Major Telecom Provider Confirms SIM-Swap Attack Affected 500,000 Subscribers

US telecommunications giant VeriConnect has disclosed that a sophisticated insider-assisted SIM-swap operation compromised approximately 500,000 subscriber accounts over a six-month period from August 2025 through January 2026.

The operation involved a criminal network that recruited and bribed VeriConnect retail store employees to perform unauthorized SIM swaps. The compromised employee accounts had elevated privileges that bypassed normal verification procedures, including the company's recently implemented AI-based fraud detection system.

Affected subscribers had their phone numbers temporarily transferred to attacker-controlled SIM cards, enabling the criminals to intercept SMS-based two-factor authentication codes. The FBI has identified at least $23 million in cryptocurrency theft directly linked to these SIM swaps.

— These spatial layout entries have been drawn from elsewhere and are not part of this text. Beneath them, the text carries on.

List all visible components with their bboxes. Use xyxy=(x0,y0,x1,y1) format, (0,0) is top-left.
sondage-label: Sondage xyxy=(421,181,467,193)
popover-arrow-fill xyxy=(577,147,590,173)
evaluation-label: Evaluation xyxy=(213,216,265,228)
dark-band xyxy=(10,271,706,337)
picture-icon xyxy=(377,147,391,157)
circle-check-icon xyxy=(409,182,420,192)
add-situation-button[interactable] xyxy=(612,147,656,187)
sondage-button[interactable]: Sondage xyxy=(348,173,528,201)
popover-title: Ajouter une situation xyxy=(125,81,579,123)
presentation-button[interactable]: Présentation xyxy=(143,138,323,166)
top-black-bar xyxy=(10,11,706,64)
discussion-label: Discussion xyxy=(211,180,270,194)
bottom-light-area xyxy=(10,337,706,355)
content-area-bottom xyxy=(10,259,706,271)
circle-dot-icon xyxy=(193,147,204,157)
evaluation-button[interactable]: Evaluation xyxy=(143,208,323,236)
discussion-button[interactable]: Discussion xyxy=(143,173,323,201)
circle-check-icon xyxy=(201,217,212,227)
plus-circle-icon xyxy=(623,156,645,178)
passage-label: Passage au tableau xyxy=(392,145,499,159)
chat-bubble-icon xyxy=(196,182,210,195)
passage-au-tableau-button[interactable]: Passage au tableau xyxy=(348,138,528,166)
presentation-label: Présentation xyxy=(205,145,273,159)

VeriConnect has terminated 47 employees implicated in the scheme and implemented new biometric verification requirements for all SIM swap requests. The company is also deploying a new system that requires customers to confirm SIM changes through an authenticated app notification.

The FCC has announced an investigation and may impose significant fines under its recently strengthened SIM-swap prevention rules. Several affected cryptocurrency investors have filed a class-action lawsuit seeking damages from VeriConnect for negligent security practices.